Les tensions demeurent vives en Charente autour de la querelle de l’irrigation, massivement déployée pour y soutenir la culture du maïs. D’un côté les irrigants exigent qu’y soient construites de nouvelles retenues. De l’autre un nouvel encadrement réglementaire, les « projets de territoire », commence à peine à se mettre en place, sans que l’on discerne encore comment il va modifier un rapport de forces qui évolue lui aussi puisqu’un collectif rassemblant de très nombreuses associations s’est constitué il y a un an à l’échelle du département afin d’exiger une nouvelle gestion soutenable de la ressource. Enfin, la création de la nouvelle super-région Poitou-Aquitaine-Limousin va elle aussi rebattre les cartes.



Le 30 septembre dernier, à l’occasion d’un colloque intitulé « Eau et semences : des ressources pour l’avenir », Jean-Luc Capes, président du groupe Eau de la Fnsea, réclamait une « réelle politique de stockage », soutenant que « ça ne bouge plus depuis huit ans », concernant la création de nouvelles ressources en eau. Et d’affirmer que seules 10% des enveloppes de financement étaient consommées dans le bassin Adour-Garonne. Avant d’incriminer au cours d’une table ronde, cette fois avec son autre casquette de président de Maïsadour Semences, et sous les applaudissements de la salle, « une diabolisation de l’agriculture, de la recherche et l’innovation, de l’irrigation apparue en dix ans.
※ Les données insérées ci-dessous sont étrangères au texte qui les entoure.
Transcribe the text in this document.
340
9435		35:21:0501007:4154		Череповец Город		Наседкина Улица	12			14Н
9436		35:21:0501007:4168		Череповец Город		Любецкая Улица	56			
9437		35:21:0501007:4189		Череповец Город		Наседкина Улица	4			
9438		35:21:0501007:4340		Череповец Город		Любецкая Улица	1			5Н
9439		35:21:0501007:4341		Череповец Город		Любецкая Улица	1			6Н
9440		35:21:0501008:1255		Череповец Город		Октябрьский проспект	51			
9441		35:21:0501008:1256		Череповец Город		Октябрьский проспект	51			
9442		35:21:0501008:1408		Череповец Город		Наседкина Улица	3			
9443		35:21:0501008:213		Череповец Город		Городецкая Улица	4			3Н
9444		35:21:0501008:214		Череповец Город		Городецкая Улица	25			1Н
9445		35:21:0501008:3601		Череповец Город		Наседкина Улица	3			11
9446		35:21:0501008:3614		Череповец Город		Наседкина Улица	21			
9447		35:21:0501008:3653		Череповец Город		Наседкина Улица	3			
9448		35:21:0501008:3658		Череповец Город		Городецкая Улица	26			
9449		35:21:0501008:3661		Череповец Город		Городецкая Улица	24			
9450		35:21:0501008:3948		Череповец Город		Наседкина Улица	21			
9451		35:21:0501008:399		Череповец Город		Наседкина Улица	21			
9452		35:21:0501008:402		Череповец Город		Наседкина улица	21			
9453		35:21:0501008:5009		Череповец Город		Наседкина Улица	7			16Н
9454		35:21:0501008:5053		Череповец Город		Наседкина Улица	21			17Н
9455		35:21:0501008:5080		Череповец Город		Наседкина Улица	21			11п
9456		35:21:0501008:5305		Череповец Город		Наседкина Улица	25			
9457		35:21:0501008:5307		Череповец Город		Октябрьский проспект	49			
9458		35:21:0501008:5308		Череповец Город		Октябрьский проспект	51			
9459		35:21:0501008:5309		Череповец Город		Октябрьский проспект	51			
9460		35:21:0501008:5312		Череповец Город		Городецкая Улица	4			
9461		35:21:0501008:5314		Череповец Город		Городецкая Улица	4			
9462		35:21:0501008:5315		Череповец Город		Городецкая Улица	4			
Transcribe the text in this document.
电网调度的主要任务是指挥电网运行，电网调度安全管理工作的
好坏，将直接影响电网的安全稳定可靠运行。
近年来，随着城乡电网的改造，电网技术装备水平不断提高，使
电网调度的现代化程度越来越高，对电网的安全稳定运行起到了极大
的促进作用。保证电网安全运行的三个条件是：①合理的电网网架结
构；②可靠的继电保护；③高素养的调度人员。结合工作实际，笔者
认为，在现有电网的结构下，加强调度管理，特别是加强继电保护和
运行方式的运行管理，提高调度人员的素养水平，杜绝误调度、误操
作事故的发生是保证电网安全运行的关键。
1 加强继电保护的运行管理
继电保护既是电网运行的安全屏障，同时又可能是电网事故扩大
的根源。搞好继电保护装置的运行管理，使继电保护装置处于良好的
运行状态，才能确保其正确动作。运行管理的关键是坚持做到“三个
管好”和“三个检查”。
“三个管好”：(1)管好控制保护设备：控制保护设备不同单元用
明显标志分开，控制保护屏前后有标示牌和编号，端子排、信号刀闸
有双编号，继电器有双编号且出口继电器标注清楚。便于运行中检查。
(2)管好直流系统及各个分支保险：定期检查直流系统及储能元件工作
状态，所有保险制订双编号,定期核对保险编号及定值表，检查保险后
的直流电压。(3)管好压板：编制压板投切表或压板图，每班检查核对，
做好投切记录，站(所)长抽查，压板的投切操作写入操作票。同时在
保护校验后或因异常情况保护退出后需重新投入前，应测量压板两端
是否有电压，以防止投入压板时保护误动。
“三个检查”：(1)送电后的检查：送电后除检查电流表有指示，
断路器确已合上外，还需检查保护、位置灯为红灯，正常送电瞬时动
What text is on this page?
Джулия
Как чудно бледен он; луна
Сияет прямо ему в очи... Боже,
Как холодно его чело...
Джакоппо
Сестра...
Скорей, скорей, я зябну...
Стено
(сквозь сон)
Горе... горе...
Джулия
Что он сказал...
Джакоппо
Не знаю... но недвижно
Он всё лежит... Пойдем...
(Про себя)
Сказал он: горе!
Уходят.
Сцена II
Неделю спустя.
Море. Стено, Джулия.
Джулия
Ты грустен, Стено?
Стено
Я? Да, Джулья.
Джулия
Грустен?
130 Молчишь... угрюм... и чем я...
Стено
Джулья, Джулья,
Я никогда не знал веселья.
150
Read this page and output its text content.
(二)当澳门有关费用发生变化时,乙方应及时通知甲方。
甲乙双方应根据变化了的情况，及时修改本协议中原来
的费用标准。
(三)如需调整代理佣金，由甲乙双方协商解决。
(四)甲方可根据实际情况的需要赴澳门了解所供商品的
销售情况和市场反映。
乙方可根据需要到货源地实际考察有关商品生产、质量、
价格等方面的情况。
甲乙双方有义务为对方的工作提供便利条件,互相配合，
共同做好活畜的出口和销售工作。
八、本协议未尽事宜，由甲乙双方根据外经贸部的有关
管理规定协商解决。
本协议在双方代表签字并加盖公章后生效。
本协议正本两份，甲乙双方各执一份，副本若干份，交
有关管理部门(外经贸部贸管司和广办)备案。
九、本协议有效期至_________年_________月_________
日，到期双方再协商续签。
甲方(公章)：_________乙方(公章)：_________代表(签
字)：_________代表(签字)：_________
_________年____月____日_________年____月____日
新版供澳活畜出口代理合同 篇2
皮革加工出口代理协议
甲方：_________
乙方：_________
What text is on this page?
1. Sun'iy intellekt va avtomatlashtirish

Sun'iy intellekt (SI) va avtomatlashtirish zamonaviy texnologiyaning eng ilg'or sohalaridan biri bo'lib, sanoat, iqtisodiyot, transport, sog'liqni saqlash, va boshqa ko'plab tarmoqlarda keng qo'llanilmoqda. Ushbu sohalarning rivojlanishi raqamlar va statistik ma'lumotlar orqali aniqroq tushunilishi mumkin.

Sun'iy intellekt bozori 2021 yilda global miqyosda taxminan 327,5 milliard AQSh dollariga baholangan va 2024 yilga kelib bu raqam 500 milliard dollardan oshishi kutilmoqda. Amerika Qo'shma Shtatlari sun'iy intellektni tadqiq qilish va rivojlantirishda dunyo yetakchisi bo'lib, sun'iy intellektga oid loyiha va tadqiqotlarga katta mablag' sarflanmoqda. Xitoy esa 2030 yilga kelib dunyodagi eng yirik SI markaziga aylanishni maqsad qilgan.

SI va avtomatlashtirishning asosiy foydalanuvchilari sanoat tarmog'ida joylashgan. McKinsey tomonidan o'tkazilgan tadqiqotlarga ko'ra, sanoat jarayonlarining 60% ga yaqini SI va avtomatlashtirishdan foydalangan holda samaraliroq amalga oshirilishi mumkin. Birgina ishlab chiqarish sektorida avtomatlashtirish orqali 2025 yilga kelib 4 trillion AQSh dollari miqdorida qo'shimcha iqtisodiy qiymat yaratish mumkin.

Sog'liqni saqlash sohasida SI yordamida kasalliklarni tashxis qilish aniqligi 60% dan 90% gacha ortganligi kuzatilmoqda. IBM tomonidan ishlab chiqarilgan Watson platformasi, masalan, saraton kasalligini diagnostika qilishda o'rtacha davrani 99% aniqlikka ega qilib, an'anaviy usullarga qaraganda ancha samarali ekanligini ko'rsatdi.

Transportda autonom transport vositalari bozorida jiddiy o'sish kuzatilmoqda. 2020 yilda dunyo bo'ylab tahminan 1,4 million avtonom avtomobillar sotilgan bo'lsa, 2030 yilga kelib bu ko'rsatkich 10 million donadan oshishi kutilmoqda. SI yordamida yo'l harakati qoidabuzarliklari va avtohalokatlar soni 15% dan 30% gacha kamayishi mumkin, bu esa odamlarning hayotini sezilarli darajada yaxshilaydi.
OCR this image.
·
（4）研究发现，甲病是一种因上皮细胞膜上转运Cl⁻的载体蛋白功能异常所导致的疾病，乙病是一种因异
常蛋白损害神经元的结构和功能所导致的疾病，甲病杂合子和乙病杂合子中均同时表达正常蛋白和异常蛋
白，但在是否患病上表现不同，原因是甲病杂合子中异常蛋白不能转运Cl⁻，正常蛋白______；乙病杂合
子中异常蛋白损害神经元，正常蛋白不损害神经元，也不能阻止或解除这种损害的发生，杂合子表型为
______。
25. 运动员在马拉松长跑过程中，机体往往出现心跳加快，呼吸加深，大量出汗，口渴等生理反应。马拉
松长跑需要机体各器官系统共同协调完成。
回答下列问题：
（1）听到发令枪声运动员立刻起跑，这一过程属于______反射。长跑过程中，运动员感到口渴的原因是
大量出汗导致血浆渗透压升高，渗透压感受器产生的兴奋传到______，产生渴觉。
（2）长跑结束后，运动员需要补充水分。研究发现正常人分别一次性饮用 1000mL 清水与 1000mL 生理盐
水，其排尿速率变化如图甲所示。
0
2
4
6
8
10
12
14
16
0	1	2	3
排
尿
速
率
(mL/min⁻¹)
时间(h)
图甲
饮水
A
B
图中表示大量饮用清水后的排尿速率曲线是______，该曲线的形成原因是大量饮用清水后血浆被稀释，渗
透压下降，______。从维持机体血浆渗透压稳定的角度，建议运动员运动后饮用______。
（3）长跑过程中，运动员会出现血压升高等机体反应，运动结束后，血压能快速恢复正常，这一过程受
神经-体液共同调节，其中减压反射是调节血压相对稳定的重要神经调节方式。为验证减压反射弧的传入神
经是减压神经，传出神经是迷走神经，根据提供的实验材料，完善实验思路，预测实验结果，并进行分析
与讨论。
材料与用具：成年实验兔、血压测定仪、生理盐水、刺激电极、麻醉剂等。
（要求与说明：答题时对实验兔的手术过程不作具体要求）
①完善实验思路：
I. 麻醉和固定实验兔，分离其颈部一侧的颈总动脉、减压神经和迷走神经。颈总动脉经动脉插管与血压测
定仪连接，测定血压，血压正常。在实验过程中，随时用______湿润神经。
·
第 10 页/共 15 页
C’est un peu comme les OGM, victimes d’une guerre de religion animée par des sectes. »

Céline Imart, vice-présidente des Jeunes Agriculteurs (JA), déplorait pour sa part une « résignation » des agriculteurs, leurs projets sur l’eau se heurtant à des difficultés financières, administratives et sociétales. Exemple : pour une exploitation comme la sienne, l’étude préalable coûte 20 000 à 30 000 euros. « Irriguer est devenu une grosse galère. Ça passe très mal sur le plan sociétal, l’irrigation étant associée à l’agriculture intensive, au maïs. [...] Un gros blocage idéologique » sévit d’après elle dans « les instances, où il n’est pas de bon ton de parler ouvrage, retenue d’eau. »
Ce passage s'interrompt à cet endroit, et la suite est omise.